Logistics, staffing and security are all challenges presented by the new reform and are some reasons change has not been favored.

Whether it will be difficult to find inspectors to cover all the early voting hours is unknown, said Ms. Martin, noting she is more concerned about the BOE staff, which will have to work 18 days without a break—Monday, October 21 through November 8. Hopefully, she and Republican Commissioner Jason J. Nastke (who make up the BOE), will be able to find a way to vary the staff, she said.

Staff at the BOE consists of 3.5 full-time employees of each party: deputy commissioners, election specialists, machine specialists; plus two part-time election assistants and the two commissioners.

Ms. Martin said she and Commissioner Nastke have discussed and do not understand the real goal of early voting.

A governor’s press release says, “Enacting early voting will make voting more convenient for voters whose professional or family obligations make it difficult to physically get to the polls, as well as reduce waiting times and ease logistical burdens for poll workers.”

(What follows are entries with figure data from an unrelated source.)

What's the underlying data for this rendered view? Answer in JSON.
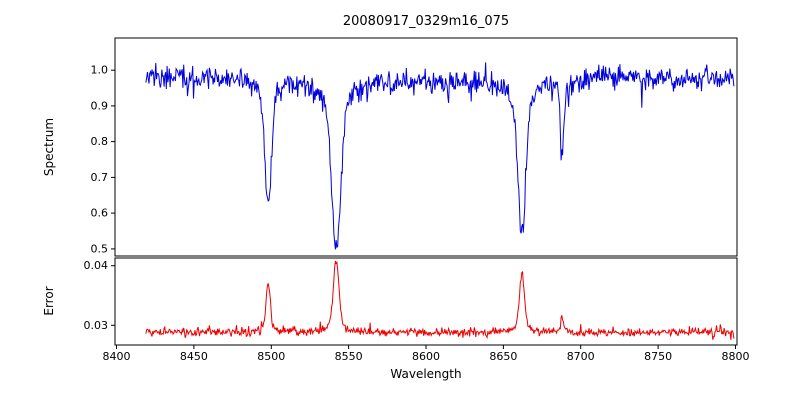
{
  "chart_data": {
    "type": "line",
    "title": "20080917_0329m16_075",
    "xlabel": "Wavelength",
    "xlim": [
      8399,
      8801
    ],
    "x_ticks": [
      8400,
      8450,
      8500,
      8550,
      8600,
      8650,
      8700,
      8750,
      8800
    ],
    "x_data_range": [
      8419,
      8799
    ],
    "seed": 20080917,
    "panels": [
      {
        "name": "spectrum",
        "ylabel": "Spectrum",
        "line_color": "#0000dd",
        "ylim": [
          0.48,
          1.09
        ],
        "y_ticks": [
          0.5,
          0.6,
          0.7,
          0.8,
          0.9,
          1.0
        ],
        "y_tick_labels": [
          "0.5",
          "0.6",
          "0.7",
          "0.8",
          "0.9",
          "1.0"
        ],
        "continuum": 0.975,
        "noise_sigma": 0.016,
        "absorption_lines": [
          {
            "center": 8498,
            "depth": 0.355,
            "sigma": 2.0
          },
          {
            "center": 8542,
            "depth": 0.475,
            "sigma": 2.8
          },
          {
            "center": 8662,
            "depth": 0.445,
            "sigma": 2.4
          },
          {
            "center": 8688,
            "depth": 0.195,
            "sigma": 1.1
          }
        ]
      },
      {
        "name": "error",
        "ylabel": "Error",
        "line_color": "#ee0000",
        "ylim": [
          0.0267,
          0.0413
        ],
        "y_ticks": [
          0.03,
          0.04
        ],
        "y_tick_labels": [
          "0.03",
          "0.04"
        ],
        "baseline": 0.0288,
        "noise_sigma": 0.00035,
        "peaks": [
          {
            "center": 8498,
            "height": 0.0084,
            "sigma": 1.3
          },
          {
            "center": 8542,
            "height": 0.0118,
            "sigma": 1.8
          },
          {
            "center": 8662,
            "height": 0.0104,
            "sigma": 1.5
          },
          {
            "center": 8688,
            "height": 0.0027,
            "sigma": 0.9
          }
        ]
      }
    ]
  }
}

While it’s supposed to make voting easier and increase turnout, Ms. Martin said she has not found any data that supports that. She said sometimes early voting even decreases voter turnout, but mostly it just spreads out the same number of voters over a 10-day period. “It’s resource intensive and work expensive” without a clear benefit, she said.

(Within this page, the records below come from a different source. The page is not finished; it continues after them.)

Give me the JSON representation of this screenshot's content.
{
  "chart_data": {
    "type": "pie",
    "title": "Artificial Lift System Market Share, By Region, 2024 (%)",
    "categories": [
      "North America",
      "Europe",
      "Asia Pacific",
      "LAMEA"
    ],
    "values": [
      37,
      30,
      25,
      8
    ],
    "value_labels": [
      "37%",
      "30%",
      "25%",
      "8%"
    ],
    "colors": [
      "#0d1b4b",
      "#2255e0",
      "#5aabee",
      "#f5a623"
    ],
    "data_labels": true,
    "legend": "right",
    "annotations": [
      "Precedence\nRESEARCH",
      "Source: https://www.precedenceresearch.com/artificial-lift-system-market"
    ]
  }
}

Early voting will also complicate how poll books are produced, said Ms. Martin. Poll books sent to the poll sites on election day must reflect which voters have already voted. Vendors of electronic poll books will likely benefit, she said, but such poll books are not used in Columbia County and have been known to introduce their own problems.

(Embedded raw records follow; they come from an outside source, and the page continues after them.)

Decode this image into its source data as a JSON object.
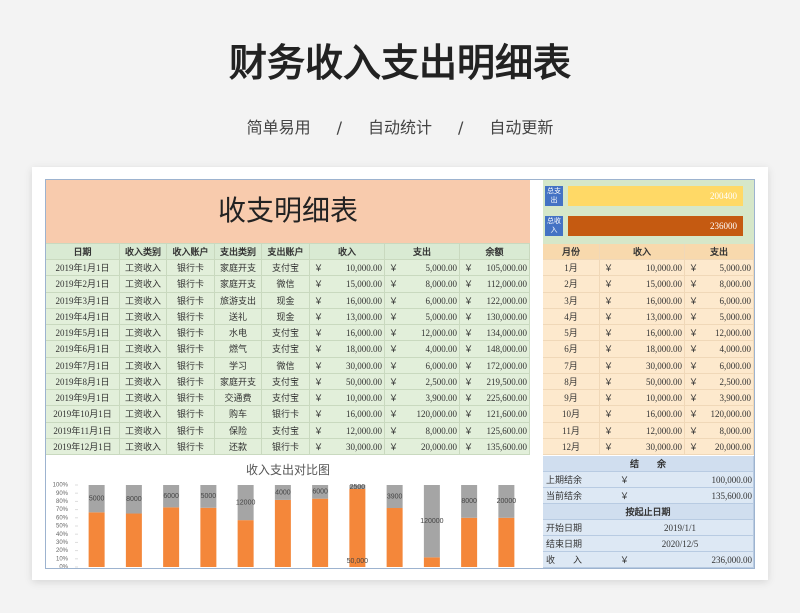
{
  "header": {
    "title": "财务收入支出明细表",
    "features": [
      "简单易用",
      "自动统计",
      "自动更新"
    ],
    "separator": "/"
  },
  "sheet": {
    "title": "收支明细表",
    "currency": "￥",
    "columns": [
      "日期",
      "收入类别",
      "收入账户",
      "支出类别",
      "支出账户",
      "收入",
      "支出",
      "余额"
    ],
    "rows": [
      [
        "2019年1月1日",
        "工资收入",
        "银行卡",
        "家庭开支",
        "支付宝",
        "10,000.00",
        "5,000.00",
        "105,000.00"
      ],
      [
        "2019年2月1日",
        "工资收入",
        "银行卡",
        "家庭开支",
        "微信",
        "15,000.00",
        "8,000.00",
        "112,000.00"
      ],
      [
        "2019年3月1日",
        "工资收入",
        "银行卡",
        "旅游支出",
        "现金",
        "16,000.00",
        "6,000.00",
        "122,000.00"
      ],
      [
        "2019年4月1日",
        "工资收入",
        "银行卡",
        "送礼",
        "现金",
        "13,000.00",
        "5,000.00",
        "130,000.00"
      ],
      [
        "2019年5月1日",
        "工资收入",
        "银行卡",
        "水电",
        "支付宝",
        "16,000.00",
        "12,000.00",
        "134,000.00"
      ],
      [
        "2019年6月1日",
        "工资收入",
        "银行卡",
        "燃气",
        "支付宝",
        "18,000.00",
        "4,000.00",
        "148,000.00"
      ],
      [
        "2019年7月1日",
        "工资收入",
        "银行卡",
        "学习",
        "微信",
        "30,000.00",
        "6,000.00",
        "172,000.00"
      ],
      [
        "2019年8月1日",
        "工资收入",
        "银行卡",
        "家庭开支",
        "支付宝",
        "50,000.00",
        "2,500.00",
        "219,500.00"
      ],
      [
        "2019年9月1日",
        "工资收入",
        "银行卡",
        "交通费",
        "支付宝",
        "10,000.00",
        "3,900.00",
        "225,600.00"
      ],
      [
        "2019年10月1日",
        "工资收入",
        "银行卡",
        "购车",
        "银行卡",
        "16,000.00",
        "120,000.00",
        "121,600.00"
      ],
      [
        "2019年11月1日",
        "工资收入",
        "银行卡",
        "保险",
        "支付宝",
        "12,000.00",
        "8,000.00",
        "125,600.00"
      ],
      [
        "2019年12月1日",
        "工资收入",
        "银行卡",
        "还款",
        "银行卡",
        "30,000.00",
        "20,000.00",
        "135,600.00"
      ]
    ]
  },
  "chart_data": {
    "type": "bar",
    "stacking": "percent",
    "title": "收入支出对比图",
    "categories": [
      null,
      null,
      null,
      null,
      null,
      null,
      null,
      null,
      null,
      null,
      null,
      null
    ],
    "series": [
      {
        "color": "#f4873a",
        "values": [
          10000,
          15000,
          16000,
          13000,
          16000,
          18000,
          30000,
          50000,
          10000,
          16000,
          12000,
          30000
        ],
        "value_labels": [
          null,
          null,
          null,
          null,
          null,
          null,
          null,
          "50,000",
          null,
          null,
          null,
          null
        ]
      },
      {
        "color": "#a5a5a5",
        "values": [
          5000,
          8000,
          6000,
          5000,
          12000,
          4000,
          6000,
          2500,
          3900,
          120000,
          8000,
          20000
        ]
      }
    ],
    "ylim": [
      0,
      100
    ],
    "yticks": [
      {
        "value": 0,
        "label": "0%"
      },
      {
        "value": 10,
        "label": "10%"
      },
      {
        "value": 20,
        "label": "20%"
      },
      {
        "value": 30,
        "label": "30%"
      },
      {
        "value": 40,
        "label": "40%"
      },
      {
        "value": 50,
        "label": "50%"
      },
      {
        "value": 60,
        "label": "60%"
      },
      {
        "value": 70,
        "label": "70%"
      },
      {
        "value": 80,
        "label": "80%"
      },
      {
        "value": 90,
        "label": "90%"
      },
      {
        "value": 100,
        "label": "100%"
      }
    ]
  },
  "summary": {
    "items": [
      {
        "label": "总支出",
        "value": 200400
      },
      {
        "label": "总收入",
        "value": 236000
      }
    ]
  },
  "monthly": {
    "columns": [
      "月份",
      "收入",
      "支出"
    ],
    "rows": [
      [
        "1月",
        "10,000.00",
        "5,000.00"
      ],
      [
        "2月",
        "15,000.00",
        "8,000.00"
      ],
      [
        "3月",
        "16,000.00",
        "6,000.00"
      ],
      [
        "4月",
        "13,000.00",
        "5,000.00"
      ],
      [
        "5月",
        "16,000.00",
        "12,000.00"
      ],
      [
        "6月",
        "18,000.00",
        "4,000.00"
      ],
      [
        "7月",
        "30,000.00",
        "6,000.00"
      ],
      [
        "8月",
        "50,000.00",
        "2,500.00"
      ],
      [
        "9月",
        "10,000.00",
        "3,900.00"
      ],
      [
        "10月",
        "16,000.00",
        "120,000.00"
      ],
      [
        "11月",
        "12,000.00",
        "8,000.00"
      ],
      [
        "12月",
        "30,000.00",
        "20,000.00"
      ]
    ]
  },
  "balance": {
    "title": "结　　余",
    "rows": [
      [
        "上期结余",
        "￥",
        "100,000.00"
      ],
      [
        "当前结余",
        "￥",
        "135,600.00"
      ]
    ]
  },
  "period": {
    "title": "按起止日期",
    "rows": [
      [
        "开始日期",
        "2019/1/1"
      ],
      [
        "结束日期",
        "2020/12/5"
      ],
      [
        "收　　入",
        "￥",
        "236,000.00"
      ]
    ]
  }
}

Another challenge will involve programming the voting machine at the early voting poll site to accept all 50 different ballots from the county’s 50 election districts. But, she said, there are always issues when phasing in something new.

Another aspect of voting is a reform that “closes the LLC loophole by limiting political spending by a limited liability company (LLC) to a total of $5,000 annually, which is the same limit corporations face. The bill will also require the disclosure of direct and indirect membership interests in the LLC making a contribution, and for the contribution to be attributed to that individual,” says the governor’s release.

Ms. Martin said the loophole closure is “a very good thing,” as is the universal transfer of registration. Previously when New Yorkers moved to a different county, their voter registration did not move with them, requiring voters to re-register with their new local board of elections as if he or she were registering for this first time. This will ensure that when a voter moves elsewhere in the state, his or her voter registration will seamlessly go with them. Many voters who moved became disenfranchised by having to re-register, she said.

Still another part of the new law allows 16 and 17-year-olds to pre-register to vote, meaning that a voter will automatically be registered on his or her 18th birthday. Ms. Martin noted that the BOE has been pre-registering 17-year-olds to vote all along.

Not yet enacted in the new voting law is a section on a change in absentee voting, which would allow absentee voting with “no excuse.” Currently, voters who seek an absentee ballot most frequently use the excuse that they may not be in the county during the times the polls are open, said Ms. Martin. Voters can apply and get an absentee ballot by mail up to the week before the vote or go to the BOE and vote by absentee ballot up to the day before the election. In the November 2018 election more than 4,100 absentee ballots were mailed out. Of those, more than 3,600 were returned and counted. “It is possible that early voting may cut down on absentee voting,” she noted.